A Royal Wedding(120)



“Denise?” He frowned, then his brow cleared. “Oh, Denise.” He glanced at her quickly, his eyes sharpening. “What do you know about Denise?”

“I found this book.” She held it out to him. “It looks like she dedicated it to you.”

“Ah.” He smiled, then quickly erased it.

“Did you love her?”

He rose slowly, turning away and looking out into the sky. “I thought I loved her. She was very beautiful. I was very young.” Turning back, he met her gaze candidly. “We were both young, and we were thrown together, and we did what young people do.” He hesitated, then shook his head ruefully. “Okay, here’s what happened. Her father was the lake house butler. A summer romance. It was over by the time the leaves turned.”

She stared at him, but what she saw was the entire story playing out in her head.

Summer magic.

“Did you want to marry her?”

“Marry her? Why would I want to marry her?”

“Ah, yes. She was the butler’s daughter.” Julienne made a significant face.

But he laughed at her. “Julienne, you’re too old to live in a dream world. Face facts. We didn’t make the world the way it is and we can’t do much to change it. We are royal. We have to follow a certain path in life. Live with it.”

She felt her lower lip coming out in rebellion. “No.”

He shook his head, not sure what she meant. “What do you mean, no?”

She flashed him a look. “I think you know what I mean. I won’t do it.”

So she was talking about the Alphonso thing again. He gritted his teeth in annoyance. “The hell you won’t.”

She glared at him, then flounced off to sulk in the kitchen. And while she was there she whipped up a pan of delectable pastries such as he had never had before. He ate a few, then ate a few more, and had to admit she had the knack. But he still wouldn’t give her the satisfaction of hearing it aloud.

“Tell me what happened with the butler’s daughter,” she coaxed, once he was full of pastry and groaning with pleasure.

He looked at her and shook his head. “Okay, Julienne. Here goes. I was crazy about her that summer. She was gorgeous, with thick red hair and a wide red mouth that just begged to be kissed.”

Julienne turned away, biting her lip and hating this. Too much information. But she had to know.

“We pledged to meet in the fall in Cairns,” he said. “I was going to university there. She was going to dental assistant school. I got to town early and raced over to find her apartment, hoping to surprise her. And there she was, in bed with some skinny grad student.” He shrugged. “The end. She betrayed me and I never saw her again.”

“She betrayed you?” She had a flash of intuition. Was this one of the seeds of his cynicism about love, about marriage? Could be.

He grimaced. “Well, it was hardly fair to even call it that. Looking back, I saw that she realized sooner than I did that it was never going to work. Only pain and unhappiness could result.
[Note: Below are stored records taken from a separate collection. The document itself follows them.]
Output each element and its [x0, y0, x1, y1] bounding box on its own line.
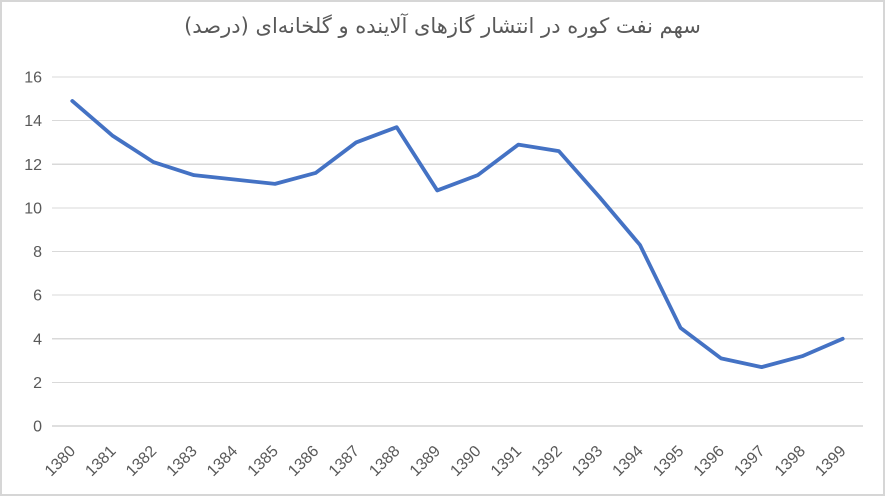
x-axis-tick-label: 1387: [326, 443, 363, 480]
y-axis-tick-label: 8: [33, 244, 42, 261]
x-axis-tick-label: 1391: [488, 443, 525, 480]
y-axis-tick-label: 10: [24, 200, 42, 217]
x-axis-tick-label: 1398: [772, 443, 809, 480]
x-axis-tick-label: 1384: [204, 443, 241, 480]
x-axis-tick-label: 1385: [245, 443, 282, 480]
y-axis-tick-label: 6: [33, 288, 42, 305]
x-axis-tick-label: 1389: [407, 443, 444, 480]
y-axis-tick-label: 12: [24, 157, 42, 174]
y-axis-tick-label: 0: [33, 419, 42, 436]
x-axis-tick-label: 1396: [691, 443, 728, 480]
x-axis-tick-label: 1392: [529, 443, 566, 480]
x-axis-tick-label: 1397: [731, 443, 768, 480]
x-axis-tick-label: 1388: [366, 443, 403, 480]
x-axis-tick-label: 1380: [42, 443, 79, 480]
x-axis-tick-label: 1382: [123, 443, 160, 480]
y-axis-tick-label: 14: [24, 113, 42, 130]
x-axis-tick-label: 1386: [285, 443, 322, 480]
y-axis-tick-label: 4: [33, 331, 42, 348]
y-axis-tick-label: 16: [24, 70, 42, 87]
x-axis-tick-label: 1399: [812, 443, 849, 480]
x-axis-tick-label: 1390: [447, 443, 484, 480]
x-axis-tick-label: 1395: [650, 443, 687, 480]
x-axis-tick-label: 1393: [569, 443, 606, 480]
x-axis-tick-label: 1383: [164, 443, 201, 480]
data-series-line: [70, 99, 845, 370]
x-axis-tick-label: 1381: [82, 443, 119, 480]
x-axis-tick-label: 1394: [610, 443, 647, 480]
y-axis-tick-label: 2: [33, 375, 42, 392]
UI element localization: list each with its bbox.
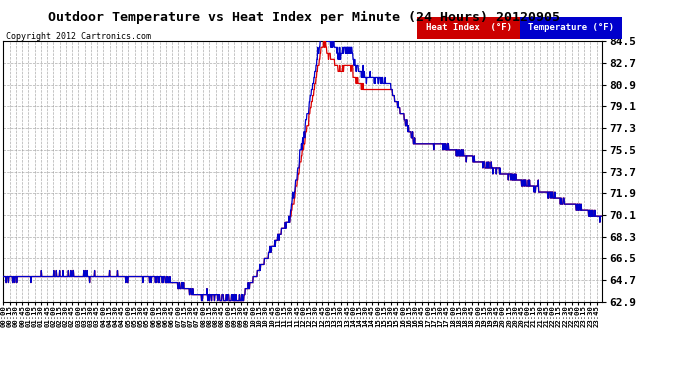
Text: Temperature (°F): Temperature (°F) (528, 23, 613, 32)
Text: Heat Index  (°F): Heat Index (°F) (426, 23, 511, 32)
Text: Outdoor Temperature vs Heat Index per Minute (24 Hours) 20120905: Outdoor Temperature vs Heat Index per Mi… (48, 11, 560, 24)
Text: Copyright 2012 Cartronics.com: Copyright 2012 Cartronics.com (6, 32, 150, 41)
It was time to move on, and she did just that.”

Suddenly he realized that she’d come up next to him and was lacing her fingers with his.

“I’m sorry,” she said, her eyes huge and dark with sadness. “I’m so sorry your heart was broken.”

He meant to laugh at her, to tell her how naive she was being, but something in those big brown eyes wouldn’t let him. Instead, he just smiled and let her comfort him.

Looking at her, he was reminded of the feeling he sometimes had as his work-weary gaze settled on a rolling green lawn. A calm serenity seemed to gather around her like a haze, and then her face would turn his way, her eyes sparkling with mischief, and he would think of her as a spray of colorful wild flowers dancing in a spring breeze instead. It just made him happy to look at her.

What a contrast she was to the life he’d been living, with all its boredom, cynicism, and backbiting treachery—the sort of thing he had to deal with every day. It had been exciting at first. He’d reached an important level of power early in his life and he’d used it. Now he didn’t feel so powerful anymore. The excitement was gone. All that was left was the endless responsibility.

And she thought she was caught in a trap.

A half an hour later, they were out on the lake in the rowboat, drifting happily in the noonday sun.

“So, were you ever engaged?” she asked him out of the blue.